Il y avait un souci à l’époque puisque le joueur algérien ne pouvait pas quitter le pays avant ses 28 ans.

Je devais faire mon premier match à Laval. Je commençais à me préparer pour aller à l’échauffement quand mes dirigeants m’ont informé que la fédération algérienne m’avait bloqué. Je suis resté un an sans jouer. J’ai alors saisi la FIFA qui m’a autorisé à reprendre une licence l’année d’après.  

Votre arrivée en France se situe une vingtaine d’années environ après la fin de la guerre d’Algérie. Avez-vous ressenti du racisme dans le football ?
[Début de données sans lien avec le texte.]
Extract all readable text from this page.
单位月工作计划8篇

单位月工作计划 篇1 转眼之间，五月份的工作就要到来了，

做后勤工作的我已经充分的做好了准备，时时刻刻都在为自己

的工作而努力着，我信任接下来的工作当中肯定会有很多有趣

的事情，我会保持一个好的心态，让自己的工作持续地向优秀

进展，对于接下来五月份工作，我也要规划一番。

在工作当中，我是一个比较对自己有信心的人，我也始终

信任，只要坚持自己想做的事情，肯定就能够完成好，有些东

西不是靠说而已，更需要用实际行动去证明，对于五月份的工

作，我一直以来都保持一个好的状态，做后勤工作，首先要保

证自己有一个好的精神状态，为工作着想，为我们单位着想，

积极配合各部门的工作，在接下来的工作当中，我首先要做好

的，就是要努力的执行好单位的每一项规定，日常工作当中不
Je n’ai jamais connu ce problème. Au contraire, j’ai été bien accueilli à Nîmes. Je me suis aussi rapidement adapté. 

Pourtant Nîmes, c’est le département du Gard où il y a beaucoup de rapatriés d’Algérie. 

Il y a effectivement beaucoup de « pieds noirs ». Je n’ai pas eu à me plaindre. Les Nîmois sont des gens magnifiques. Je joue souvent à la pétanque avec des Français. Je n’ai jamais eu de problème. 

Sur le terrain vous étiez connu pour être un vrai feu-follet. Avez-vous le souvenir d’avoir fait souffrir les défenses adverses ?

Un jour nous recevions le FC Nantes à Nîmes. C’était mon premier match avec les Nîmois. Il y avait en face le défenseur Maxime Bossis. Je l’ai « banané ». Je l’ai rendu fou. Il était grand et moi petit, vif, rapide. Il y avait aussi un joueur de Marseille qui m’a dit une fois : « Il ne faut plus recommencer ce que tu me fais. Tu passes, et puis c’est tout ». Cela m’a fait rigoler. Je lui ai répondu que j’étais obligé de le faire pour passer (rires). 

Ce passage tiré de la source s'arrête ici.